Pencairan dana sebesar 30% untuk kepemilikan rumah atau 10% untuk keperluan lainnya. Sementara itu, secara penuh itu hanya dapat dicairkan saat peserta mencapai usia 56 tahun, mengalami cacat total tetap, atau meninggal dunia. Ada perlakuan pajak penghasilan (PPh) yang berbeda saat JHT dicairkan secara sebagian dan penuh. Ketika peserta mencairkan JHT lebih awal sebesar 10% atau 30% dari total dana keseluruhan, pajak progresif yang dikenakan saat mencairkan sisanya akan lebih tinggi, yang kemudian ternyata memberatkan pekerja. Berdasarkan peraturan yang berlaku, klaim JHT hanya dapat dilakukan sebanyak satu kali. Jadi, apabila penerima dana hendak mencairkan dana JHT tanpa pencairan sebagian, akan dikenai pajak 5% saja atas penghasilan bruto di atas Rp50 juta, sedangkan untuk JHT di bawah atau sampai dengan Rp50 juta tidak dikenai pajak. Harus diakui, sudah ada peringatan bahwa pengambilan JHT sebagian itu berpotensi menyebabkan terjadinya pajak progresif pada pengambilan JHT berikutnya apabila jarak pengambilan lebih dari dua tahun. Artinya, jika JHT dibayarkan pada tahun ketiga dan tahun-tahun berikutnya, sisa saldo JHT akan dikenai pajak dengan tarif progresif sesuai dengan Pasal 17 ayat (1) huruf a UU Penghasilan sebagaimana diubah dalam UU Nomor 7 Tahun 2020. Bagi pekerja yang memiliki nomor pajak wajib pajak (NPWP), pencairan dana sampai dengan Rp60 juta dikenai 5%, Rp60 juta-Rp250 juta dikenai 15%, Rp250 juta-Rp500 juta dikenai 25%, dan di atas Rp500 juta sampai Rp5 miliar dikenai 30%. Jika tidak memiliki NPWP, malah dikenai 20% lebih besar dari tiap besarnya pemotongan tarif. Berdasarkan Sistem Monitoring dan Evaluasi Tenaga Kerja sampai dengan Februari 2023 peserta JHT mencapai 17.481.149 orang, dengan 97,78% merupakan peserta penerima upah, dan sisanya peserta bukan penerima upah.

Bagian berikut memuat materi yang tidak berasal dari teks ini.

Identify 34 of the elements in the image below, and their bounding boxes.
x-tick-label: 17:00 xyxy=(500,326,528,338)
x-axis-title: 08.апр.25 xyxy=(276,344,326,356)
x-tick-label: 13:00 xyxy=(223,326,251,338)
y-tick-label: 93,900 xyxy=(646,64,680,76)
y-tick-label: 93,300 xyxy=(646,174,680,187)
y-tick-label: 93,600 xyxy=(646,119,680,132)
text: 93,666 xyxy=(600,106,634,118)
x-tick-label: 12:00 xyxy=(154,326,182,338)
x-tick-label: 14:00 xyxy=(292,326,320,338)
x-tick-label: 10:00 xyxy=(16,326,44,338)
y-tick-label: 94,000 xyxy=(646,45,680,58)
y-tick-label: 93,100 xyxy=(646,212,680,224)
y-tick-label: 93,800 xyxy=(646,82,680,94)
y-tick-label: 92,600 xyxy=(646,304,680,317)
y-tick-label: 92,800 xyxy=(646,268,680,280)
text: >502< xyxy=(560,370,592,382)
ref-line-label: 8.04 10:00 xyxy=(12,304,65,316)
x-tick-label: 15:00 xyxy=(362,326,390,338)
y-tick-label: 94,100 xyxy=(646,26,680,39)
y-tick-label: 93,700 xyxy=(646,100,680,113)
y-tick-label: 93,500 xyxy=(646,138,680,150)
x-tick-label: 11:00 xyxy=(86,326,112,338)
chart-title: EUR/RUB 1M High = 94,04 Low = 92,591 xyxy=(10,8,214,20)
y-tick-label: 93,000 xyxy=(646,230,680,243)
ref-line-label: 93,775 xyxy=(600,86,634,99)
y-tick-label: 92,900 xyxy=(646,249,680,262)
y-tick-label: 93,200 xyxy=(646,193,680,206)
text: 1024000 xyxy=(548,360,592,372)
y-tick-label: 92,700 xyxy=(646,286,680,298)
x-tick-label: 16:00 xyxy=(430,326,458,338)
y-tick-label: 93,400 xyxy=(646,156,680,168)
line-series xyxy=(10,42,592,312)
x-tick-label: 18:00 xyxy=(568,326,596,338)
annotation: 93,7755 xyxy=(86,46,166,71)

Dari data tersebut 66,07% merupakan peserta usaha mikro, 15,12% peserta usaha kecil, dan sisanya peserta dari usaha menengah dan besar. Bisa diperkirakan jumlah peserta terbanyak berasal dari pekerja yang bekerja di perusahaan skala mikro dan kecil, dengan nilai upah berkisar di upah minimum. Cobalah lakukan simulasi saldo JHT dengan menggunakan upah minimum DKI Jakarta sebesar Rp4.901.798, dengan lama bekerja 10 tahun dan telah memiliki saldo awal sebesar Rp5 juta maka estimasi saldo pada tahun ke-10 adalah Rp51,5 juta. Jika mengajukan pencairan JHT sebagian sebesar 10%, pekerja tersebut akan mendapatkan kurang lebih Rp5,1 juta. Kemudian pekerja masih lanjut bekerja 10 tahun lagi, pada perusahaan yang sama atau berpindah perusahaan. Dengan asumsi upah tetap, pekerja akan mendapatkan JHT minimal sebesar Rp122 juta setelah dikurangi dengan JHT yang telah diambil sebagian. Berdasarkan PMK No 16/PMK.03/2010, pekerja akan dikenai pajak progresif sekitar Rp13 juta. Simulasi saldo pekerja yang tidak mengambil sebagian JHT dengan perhitungan upah dan masa kerja yang sama hanya akan dikenai pajak sebesar Rp3,85 juta. Penjelasan persyaratan 10 tahun masa kerja itu ialah lamanya masa bekerja pekerja/buruh tersebut yang terdaftar pada perusahaan dia bekerja. Meskipun berpindah tempat kerja, tetap dihitung dari total lamanya pekerja itu bekerja. JHT sebagai bagian dari Sistem Jaminan Sosial Nasional (SJSN) menganut prinsip portabilitas. Artinya, prinsip memberikan jaminan yang berkelanjutan meskipun peserta berpindah pekerjaan atau tempat tinggal, dalam wilayah NKRI.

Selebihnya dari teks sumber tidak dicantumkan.